Как это интересно – читать старую прессу! В памяти всплывали названия несуществующих государств, имена забытых политиков, даже таких, о которых я раньше слыхом не слыхивал: Джордж Кристиан, Роберт Макклоски, Дэвид Дин Раск. Это чиновники из Пиндосии. От имени Белого дома, строго по очереди, они озвучивали позицию своего государства.
Первый сказал: «Соединённые Штаты приложат все силы, чтобы добиться прекращения военных действий, положить начало мирному развитию и процветанию всех стран региона». Второй уточнил: «Мы призываем стороны конфликта поддерживать Совет Безопасности в его стремлении немедленно установить перемирие. США останутся нейтральными в помыслах, словах и действиях». А часом позже тот же госсекретарь Дэвид Дин Раск официально истолковал, для тупых, высказывания своих подчинённых: «Хочу подчеркнуть, что в любом своём значении слово „нейтральный“, которое символизирует великий принцип международного права, не подразумевает безразличия. Тем более безразличие недопустимо для нас, так как, подписав Устав Организации Объединённых Наций и являясь одним из постоянных членов Совета Безопасности, мы приняли очень серьёзное обязательство делать всё возможное для поддержания мира и безопасности во всём мире».
Это уже не двойные, какие-то тройные стандарты.
А вот генерал де Голль порадовал новизной. Он заявил, что Франция придаёт меньшее значение узам, связывающим её с Израилем, чем своим давним и тщательно оберегаемым интересам на Ближнем Востоке. Чтобы не подвергать эти интересы опасности, она должна занимать подчёркнуто нейтральную позицию, но в то же самое время «осудит ту сторону, которая нападёт первой».
Президент Югославии Тито высказался без дипломатических экивоков. По старой партизанской привычке он прямо пообещал оказать полную поддержку Египту в его справедливой борьбе. В том же ключе высказались сразу одиннадцать арабских государств.
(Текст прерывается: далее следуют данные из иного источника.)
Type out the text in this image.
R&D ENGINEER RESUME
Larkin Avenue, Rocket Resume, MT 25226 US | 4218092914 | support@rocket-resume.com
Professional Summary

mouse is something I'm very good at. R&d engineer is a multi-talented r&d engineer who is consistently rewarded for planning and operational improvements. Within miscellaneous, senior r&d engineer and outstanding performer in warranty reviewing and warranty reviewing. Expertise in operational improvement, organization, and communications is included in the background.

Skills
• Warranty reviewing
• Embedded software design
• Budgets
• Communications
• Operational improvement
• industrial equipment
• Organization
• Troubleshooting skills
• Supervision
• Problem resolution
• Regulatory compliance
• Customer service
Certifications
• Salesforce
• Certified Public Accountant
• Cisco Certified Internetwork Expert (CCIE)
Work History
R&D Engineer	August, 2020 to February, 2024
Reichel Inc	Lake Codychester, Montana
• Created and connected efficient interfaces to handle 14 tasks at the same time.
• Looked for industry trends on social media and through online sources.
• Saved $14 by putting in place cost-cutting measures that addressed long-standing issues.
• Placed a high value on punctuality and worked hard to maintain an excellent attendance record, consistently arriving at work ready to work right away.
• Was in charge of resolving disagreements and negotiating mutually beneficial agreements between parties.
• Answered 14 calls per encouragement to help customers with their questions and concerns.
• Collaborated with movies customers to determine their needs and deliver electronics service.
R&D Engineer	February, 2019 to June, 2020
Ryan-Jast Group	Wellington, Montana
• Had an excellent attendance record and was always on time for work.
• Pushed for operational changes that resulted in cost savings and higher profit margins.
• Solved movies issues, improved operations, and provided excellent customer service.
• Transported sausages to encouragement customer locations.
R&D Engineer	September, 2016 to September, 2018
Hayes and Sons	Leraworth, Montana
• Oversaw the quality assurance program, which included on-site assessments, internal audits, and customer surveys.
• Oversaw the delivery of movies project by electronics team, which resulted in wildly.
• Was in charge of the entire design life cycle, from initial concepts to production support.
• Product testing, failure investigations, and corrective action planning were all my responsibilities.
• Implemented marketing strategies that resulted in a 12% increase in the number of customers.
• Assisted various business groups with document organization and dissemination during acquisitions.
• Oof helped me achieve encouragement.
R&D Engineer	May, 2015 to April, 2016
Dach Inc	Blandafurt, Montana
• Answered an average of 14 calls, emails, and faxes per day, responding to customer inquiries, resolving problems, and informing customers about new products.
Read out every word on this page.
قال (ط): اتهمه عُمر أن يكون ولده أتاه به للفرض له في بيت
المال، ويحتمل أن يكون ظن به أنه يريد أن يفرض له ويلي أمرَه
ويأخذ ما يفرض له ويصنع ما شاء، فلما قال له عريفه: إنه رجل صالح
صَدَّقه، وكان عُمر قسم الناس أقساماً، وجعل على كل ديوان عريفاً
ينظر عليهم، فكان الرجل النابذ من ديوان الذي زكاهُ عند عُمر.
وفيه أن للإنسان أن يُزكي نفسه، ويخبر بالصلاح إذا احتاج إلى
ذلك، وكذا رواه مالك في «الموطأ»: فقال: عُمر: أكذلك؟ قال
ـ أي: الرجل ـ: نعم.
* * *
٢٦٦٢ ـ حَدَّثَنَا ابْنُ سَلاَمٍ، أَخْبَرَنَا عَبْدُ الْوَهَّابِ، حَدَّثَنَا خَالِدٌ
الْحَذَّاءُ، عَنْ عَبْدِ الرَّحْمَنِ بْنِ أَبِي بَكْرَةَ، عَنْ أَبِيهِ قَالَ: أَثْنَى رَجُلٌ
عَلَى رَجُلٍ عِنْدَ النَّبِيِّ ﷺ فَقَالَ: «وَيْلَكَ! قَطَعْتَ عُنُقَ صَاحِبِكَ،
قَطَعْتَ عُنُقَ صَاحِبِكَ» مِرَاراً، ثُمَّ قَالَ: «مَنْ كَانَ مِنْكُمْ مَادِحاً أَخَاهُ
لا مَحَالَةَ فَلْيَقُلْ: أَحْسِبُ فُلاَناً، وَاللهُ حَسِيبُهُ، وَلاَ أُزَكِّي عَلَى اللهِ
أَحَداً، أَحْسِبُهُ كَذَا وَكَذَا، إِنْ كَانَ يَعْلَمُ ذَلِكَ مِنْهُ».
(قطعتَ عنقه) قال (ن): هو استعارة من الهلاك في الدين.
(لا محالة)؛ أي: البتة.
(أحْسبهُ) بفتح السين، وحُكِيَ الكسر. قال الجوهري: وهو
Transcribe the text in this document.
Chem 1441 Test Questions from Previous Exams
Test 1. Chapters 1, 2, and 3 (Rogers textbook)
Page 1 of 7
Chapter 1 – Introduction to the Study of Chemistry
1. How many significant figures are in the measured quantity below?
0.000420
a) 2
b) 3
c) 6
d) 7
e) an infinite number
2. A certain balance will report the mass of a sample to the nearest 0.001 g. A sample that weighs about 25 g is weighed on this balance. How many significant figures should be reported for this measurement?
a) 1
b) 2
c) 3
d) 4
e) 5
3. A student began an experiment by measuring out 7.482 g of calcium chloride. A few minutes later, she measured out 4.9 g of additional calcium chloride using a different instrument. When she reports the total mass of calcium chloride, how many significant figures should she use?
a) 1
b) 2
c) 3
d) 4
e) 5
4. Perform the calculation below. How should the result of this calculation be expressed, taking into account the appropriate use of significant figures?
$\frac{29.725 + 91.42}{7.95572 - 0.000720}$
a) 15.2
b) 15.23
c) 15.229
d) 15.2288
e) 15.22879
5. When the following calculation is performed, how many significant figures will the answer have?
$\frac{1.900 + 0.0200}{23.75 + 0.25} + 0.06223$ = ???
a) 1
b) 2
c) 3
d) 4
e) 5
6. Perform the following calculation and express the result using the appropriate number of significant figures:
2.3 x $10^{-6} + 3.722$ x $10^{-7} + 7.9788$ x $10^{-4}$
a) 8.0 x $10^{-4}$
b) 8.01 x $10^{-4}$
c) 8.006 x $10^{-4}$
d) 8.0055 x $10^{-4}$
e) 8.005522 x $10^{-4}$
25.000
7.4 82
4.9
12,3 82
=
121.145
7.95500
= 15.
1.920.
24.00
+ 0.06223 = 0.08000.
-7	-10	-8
Карты боевых действий и сводок с места событий в газетах ещё не было. Военные корреспонденты рассказывали о суровых буднях Каира. В городе шли учения по гражданской обороне. Несколько раз в день подавались сигналы учебной воздушной тревоги. Люди дружно гасили свет, не отходя от приёмников. В эфире звучали военные марши, изредка – короткие сводки. Утром сказали, что сбито двадцать три израильских самолёта, к вечеру эта цифра выросла до сорока двух. Армейские ставки не подавали признаков жизни…
О возвращении бабушки оповестил Мухтар. Услышав её голос, он всегда рисовал хвостом правильные круги. Ещё бы – кормилица!
– Болееть он, – доносилось откуда-то с улицы. – Ох, даже не знаю. До завтрева вряд ли выздоровить…
С кем она там разговаривает? Сквозь щели в заборе мудрено рассмотреть. Но кажется, с кем-то из взрослых. Витьку Григорьева она бы отшила одной-единственной фразой: «Не выйдеть, и всё!» А тут… слишком долго и обстоятельно. Ладно, пора линять. Нужно будет, сама расскажет. Я аккуратно свернул газеты, засунул в почтовый ящик, вернулся в большую комнату и продолжил болеть во всех смыслах этого слова. За себя да за друга Ивана, которому удача не помешает.
В этом плане всё-таки хорошо, что кардинальная альтернатива миру ещё не грозит. Пули будут попадать в строго определённое место, снаряды падать в одну и ту же воронку, а шары спортлото выкатываться на лоток в такой же последовательности, как раз и навсегда зафиксировано в ещё не написанной истории тиражей.
Наконец лязгнула пружина калитки. Бабушка закончила свои «траляляшки» и важно прошествовала мимо окна.
Все старики того времени одевались почти одинаково. У дедов на голове фуражки, шитые на заказ из диагонали защитного цвета, который впоследствии назовут ненашенским словом «хаки». У справных хозяек в ходу валяные ноговицы, прошитые лайковой кожей, цветастые платья ниже колен, а на плечах лёгкие куртки из чёрного бархата и пуховые платки. Настоящий оренбургский платок легко отличить от подделки: при кажущейся величине он должен легко проскальзывать сквозь обручальное колечко любого размера.
Елена Акимовна тоже держалась за эту моду. Она у неё была одна и на всю жизнь. Дед, правда, фуражек защитного цвета не признавал, жарко в них голове при его ранении. Дома обходился соломенной шляпой, а в город надевал фетровую.